Alameda, CA, USA
4 days ago
HIM Coder I

Summary

Job Summary: Performs the process of coding and abstracting all patient medical records in accordance with established ethical and clinical coding rules and regulations. Responsible for accuracy of data in the abstract to ensure compliance with regulatory agencies and AHS procedures. Queries physicians for clarifying information when assigning diagnoses. Performs related duties as required.

DUTIES & ESSENTIAL JOB FUNCTIONS: NOTE: The following are the duties performed by employees in this classification, however, employees may perform other related duties at an equivalent level. Not all duties listed are necessarily performed by each individual in the classification

1.  Codes all diagnostic and operative information from the medical record using ICD-9- CM/ICD-10-CM, CPT and HCPCS level 2 coding classification systems for ED, Trauma, Outpatient, Newborn, Normal Deliveries and non-acute care, including acute care rehab, behavioral health facility, and SNF.

2.  Completion of Medical Records; interacts with physicians to clarify and accurately document patient diagnostic and procedural information.

3.  Demonstrates a comprehensive, expert-level of knowledge of all procedures concerning the sequencing of diagnoses, procedures such as but not limited to those outlined in ICD-9-CM/ICD-10-CM, CPT, Uniform Hospital Discharge Data Set, Medicare guidelines and other appropriate classification systems.

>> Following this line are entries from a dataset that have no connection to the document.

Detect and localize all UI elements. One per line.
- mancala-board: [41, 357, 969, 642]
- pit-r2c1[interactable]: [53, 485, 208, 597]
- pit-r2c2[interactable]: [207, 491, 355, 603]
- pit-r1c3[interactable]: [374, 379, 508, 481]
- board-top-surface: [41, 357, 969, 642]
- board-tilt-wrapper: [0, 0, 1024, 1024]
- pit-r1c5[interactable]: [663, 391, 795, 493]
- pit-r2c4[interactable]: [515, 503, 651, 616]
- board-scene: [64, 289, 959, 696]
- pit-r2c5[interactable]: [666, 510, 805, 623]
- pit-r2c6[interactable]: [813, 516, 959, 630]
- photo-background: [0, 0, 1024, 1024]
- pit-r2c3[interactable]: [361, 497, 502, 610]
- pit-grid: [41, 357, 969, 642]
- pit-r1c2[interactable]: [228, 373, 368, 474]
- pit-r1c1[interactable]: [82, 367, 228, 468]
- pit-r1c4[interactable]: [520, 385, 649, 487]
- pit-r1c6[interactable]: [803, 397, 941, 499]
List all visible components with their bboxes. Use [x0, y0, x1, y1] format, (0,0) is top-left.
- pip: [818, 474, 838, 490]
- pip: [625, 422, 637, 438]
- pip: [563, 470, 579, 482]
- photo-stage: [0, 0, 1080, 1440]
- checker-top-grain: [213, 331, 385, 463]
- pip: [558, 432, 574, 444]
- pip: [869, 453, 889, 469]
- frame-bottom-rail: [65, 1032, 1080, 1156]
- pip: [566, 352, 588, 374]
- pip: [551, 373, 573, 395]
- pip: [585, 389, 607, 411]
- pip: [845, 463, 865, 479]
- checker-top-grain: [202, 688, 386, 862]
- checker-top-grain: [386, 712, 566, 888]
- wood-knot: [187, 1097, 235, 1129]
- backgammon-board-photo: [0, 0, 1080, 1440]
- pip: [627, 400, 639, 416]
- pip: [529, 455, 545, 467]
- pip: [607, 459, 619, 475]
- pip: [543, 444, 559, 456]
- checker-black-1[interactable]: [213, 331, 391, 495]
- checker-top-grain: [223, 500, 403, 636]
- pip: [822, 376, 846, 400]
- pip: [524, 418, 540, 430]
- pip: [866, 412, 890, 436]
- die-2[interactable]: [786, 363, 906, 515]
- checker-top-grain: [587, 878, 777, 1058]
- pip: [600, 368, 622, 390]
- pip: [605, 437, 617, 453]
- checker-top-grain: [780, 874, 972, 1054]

4.  Demonstrates knowledge of anatomy and physiology to interpret general medical classifications for coding discharge data including the most complicated encounters/cases.

5.  Enters patient information into the computerized inpatient and outpatient medical record and databases, ensuring the accuracy and integrity of the medical record abstract or encounter data prior to transmitting case. Ensures timely record availability by meeting coding and abstracting productivity / quality standards established for Coders I and II. Participates in medical record documentation auditing to monitor physician compliance with regulatory requirements.

6.  Optimizes hospital payment legitimately and ethically by utilizing approved coding guidelines and conventions. Organize and prioritize all work to ensure that records are coded in timeframes that will assure compliance with regulatory requirements.

7.  Review medical records to identify diagnoses/procedures in assigned area of responsibility.

8.  Reviews DRG discrepancies from the fiscal intermediary to ensure the appropriate per case DRG assignment. Verifies and abstracts all medical data from the record to complete a data abstract on hospital encounters. Corrects data as appropriate.Ensures that all data abstracted and/or coded are consistent with guidelines outlined by regulatory, regional and local agencies.

QUALIFICATIONS: Education: Associate's degree preferred. Education: Completion of classes in medical terminology, anatomy and physiology, ICD-9/10 and CPT coding conventions, and disease process from an accredited program. Education: High school diploma or GED equivalent. Minimum Experience: One year hospital experience in coding within the past three years. Preferred Licenses/Certifications: Registered Health Information Administrator (RHIA) or Registered Health Information Technician (RHIT). Required Demonstrated Proficiency: Basic Computer Skills –passing score of 80%. Required Demonstrated Proficiency: HIM Knowledge –passing score of 80%. Required Demonstrated Proficiency: Medical Terminology –passing score of 80%. Required Demonstrated Proficiency: Typing/Data Entry -45 words per minute. Required Licenses/Certifications: Certified Coding Associate (CCS-P) or Certified Coding Apprentice (CCA) or Certified Professional Coder (CPC), or RHIT (Registered Health Information Technician), or RHIA (Registered Health Information Administrator).